Some questions that you may want to ask a potential employer include: 

  • How accessible are the office facilities (including entry, exit, parking and toilets)?

  • What are my expected working hours?

  • What is the sick and annual leave policy?

  • What would a day generally look like in this position?

  • What are the next steps after our interview?

Be prepared for what the interviewer may ask you 

A job interview is your opportunity to 'sell' yourself and what you can bring to the role to the employer. Practising answering questions for a job interview with a friend, family member or support worker is a good way to prepare what you may say.

Common interview questions include: 

  • Can you tell us a bit about yourself?

  • What work have you done in the past?

  • What are your strengths and weaknesses?

  • Why do you want this job?

  • What can you bring to the company/position?

  • Where do you see yourself in five years time

During the interview

Be prepared to talk about your resume

The interviewer will likely ask questions about your past roles or experience. Be prepared to elaborate on what you have put on your resume. 

Bring an extra print out of your resume if possible, as having a copy in front of you will stop you forgetting important points. 

Of course, it goes without saying that everything on there must be truthful!
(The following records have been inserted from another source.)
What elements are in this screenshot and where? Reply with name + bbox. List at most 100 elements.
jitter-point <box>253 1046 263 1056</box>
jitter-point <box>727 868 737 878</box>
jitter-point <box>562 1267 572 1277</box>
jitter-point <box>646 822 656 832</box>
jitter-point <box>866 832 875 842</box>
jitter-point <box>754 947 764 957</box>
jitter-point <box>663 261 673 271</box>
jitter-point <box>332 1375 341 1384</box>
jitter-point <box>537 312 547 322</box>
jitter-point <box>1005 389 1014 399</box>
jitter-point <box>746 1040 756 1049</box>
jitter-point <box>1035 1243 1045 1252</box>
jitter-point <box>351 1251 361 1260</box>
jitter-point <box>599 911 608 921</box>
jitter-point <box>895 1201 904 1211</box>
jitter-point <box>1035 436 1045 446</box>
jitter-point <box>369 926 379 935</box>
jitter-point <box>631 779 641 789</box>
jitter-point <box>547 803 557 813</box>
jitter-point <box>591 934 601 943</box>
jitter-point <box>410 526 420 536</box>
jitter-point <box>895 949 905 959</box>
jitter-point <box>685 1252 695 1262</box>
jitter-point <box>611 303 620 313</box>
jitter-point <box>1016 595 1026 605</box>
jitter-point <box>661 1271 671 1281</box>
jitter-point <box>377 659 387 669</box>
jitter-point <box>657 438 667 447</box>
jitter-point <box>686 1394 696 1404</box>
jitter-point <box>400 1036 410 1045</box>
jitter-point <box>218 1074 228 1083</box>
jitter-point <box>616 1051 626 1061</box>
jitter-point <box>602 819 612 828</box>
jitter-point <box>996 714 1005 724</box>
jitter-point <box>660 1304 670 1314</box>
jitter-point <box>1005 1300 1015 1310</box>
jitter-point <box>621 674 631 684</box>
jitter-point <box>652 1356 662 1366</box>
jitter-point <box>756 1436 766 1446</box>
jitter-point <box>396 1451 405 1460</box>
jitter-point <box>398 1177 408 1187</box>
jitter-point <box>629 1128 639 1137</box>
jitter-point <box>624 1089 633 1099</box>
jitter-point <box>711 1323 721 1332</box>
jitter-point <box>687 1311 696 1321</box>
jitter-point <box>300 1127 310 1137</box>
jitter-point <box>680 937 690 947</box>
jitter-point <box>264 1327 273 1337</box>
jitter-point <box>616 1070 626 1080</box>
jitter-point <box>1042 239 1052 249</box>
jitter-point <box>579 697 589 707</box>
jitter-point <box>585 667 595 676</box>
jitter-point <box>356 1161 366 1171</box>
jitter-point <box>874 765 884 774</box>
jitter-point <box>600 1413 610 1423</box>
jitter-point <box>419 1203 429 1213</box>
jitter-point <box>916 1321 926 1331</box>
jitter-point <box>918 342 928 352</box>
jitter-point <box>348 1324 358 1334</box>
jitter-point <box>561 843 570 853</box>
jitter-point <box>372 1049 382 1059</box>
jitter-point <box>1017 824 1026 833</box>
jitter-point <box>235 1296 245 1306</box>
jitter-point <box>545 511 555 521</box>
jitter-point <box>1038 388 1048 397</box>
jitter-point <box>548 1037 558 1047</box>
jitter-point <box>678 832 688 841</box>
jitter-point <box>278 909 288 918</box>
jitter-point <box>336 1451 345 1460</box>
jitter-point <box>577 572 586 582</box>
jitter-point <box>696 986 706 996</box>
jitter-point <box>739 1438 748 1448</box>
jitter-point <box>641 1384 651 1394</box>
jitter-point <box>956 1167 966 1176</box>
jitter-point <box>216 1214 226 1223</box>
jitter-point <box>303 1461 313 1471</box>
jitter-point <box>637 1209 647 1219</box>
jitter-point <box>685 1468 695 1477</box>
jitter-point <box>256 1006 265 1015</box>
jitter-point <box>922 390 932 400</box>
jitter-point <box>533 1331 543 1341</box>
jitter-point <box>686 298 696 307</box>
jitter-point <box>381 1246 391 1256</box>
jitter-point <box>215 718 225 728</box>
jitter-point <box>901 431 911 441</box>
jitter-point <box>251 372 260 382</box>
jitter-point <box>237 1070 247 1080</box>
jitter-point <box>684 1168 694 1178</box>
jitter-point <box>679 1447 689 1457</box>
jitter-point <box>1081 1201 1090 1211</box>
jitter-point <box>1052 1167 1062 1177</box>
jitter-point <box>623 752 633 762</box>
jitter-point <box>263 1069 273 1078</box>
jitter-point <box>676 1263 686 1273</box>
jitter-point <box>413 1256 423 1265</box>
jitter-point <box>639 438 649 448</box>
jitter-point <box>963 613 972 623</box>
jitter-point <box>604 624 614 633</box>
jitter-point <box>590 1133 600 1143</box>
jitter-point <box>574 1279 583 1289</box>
Read our top resume and cover letter tips.

Confidence is key

Here are a few ways to show confidence during a job interview:

  • Firm handshake: A firm handshake shows experience and confidence, and it gives the interviewer a good first impression.

  • Maintain eye contact while listening and speaking: This shows you are present and engaged in the conversation. Avoiding eye contact shows nervousness and a lack of confidence.

  • Open body language: Think about how you sit during an interview. Keep your arms open; by your sides or on the table. Crossing your arms or folding your hands can make you seem hesitant, closed off or worried. 

  • Talk slowly: Take your time when answering questions. To stop yourself from rambling, try to answer each question by addressing one point at a time while speaking calmly and slowly. Don’t be afraid to ask your interviewer to clarify the question if you’re not sure what they mean.

  • Don’t forget to smile! Not only does smiling show confidence, it also shows you’re relaxed and happy to be there. It’s okay to feel a bit nervous in a conversation, but try to avoid clenching your jaw, wrinkling your face or looking anxious. 

  • Dress to impress! It’s always better to overdress than under dress. Consider business attire.

Not sure whether to disclose or share information about your disability during an interview? Read our tips and advice here.

After the interview

If you're successful, congratulations! If you're not offered this job, don’t be afraid to ask for feedback or talk about the process with someone whose opinion you value.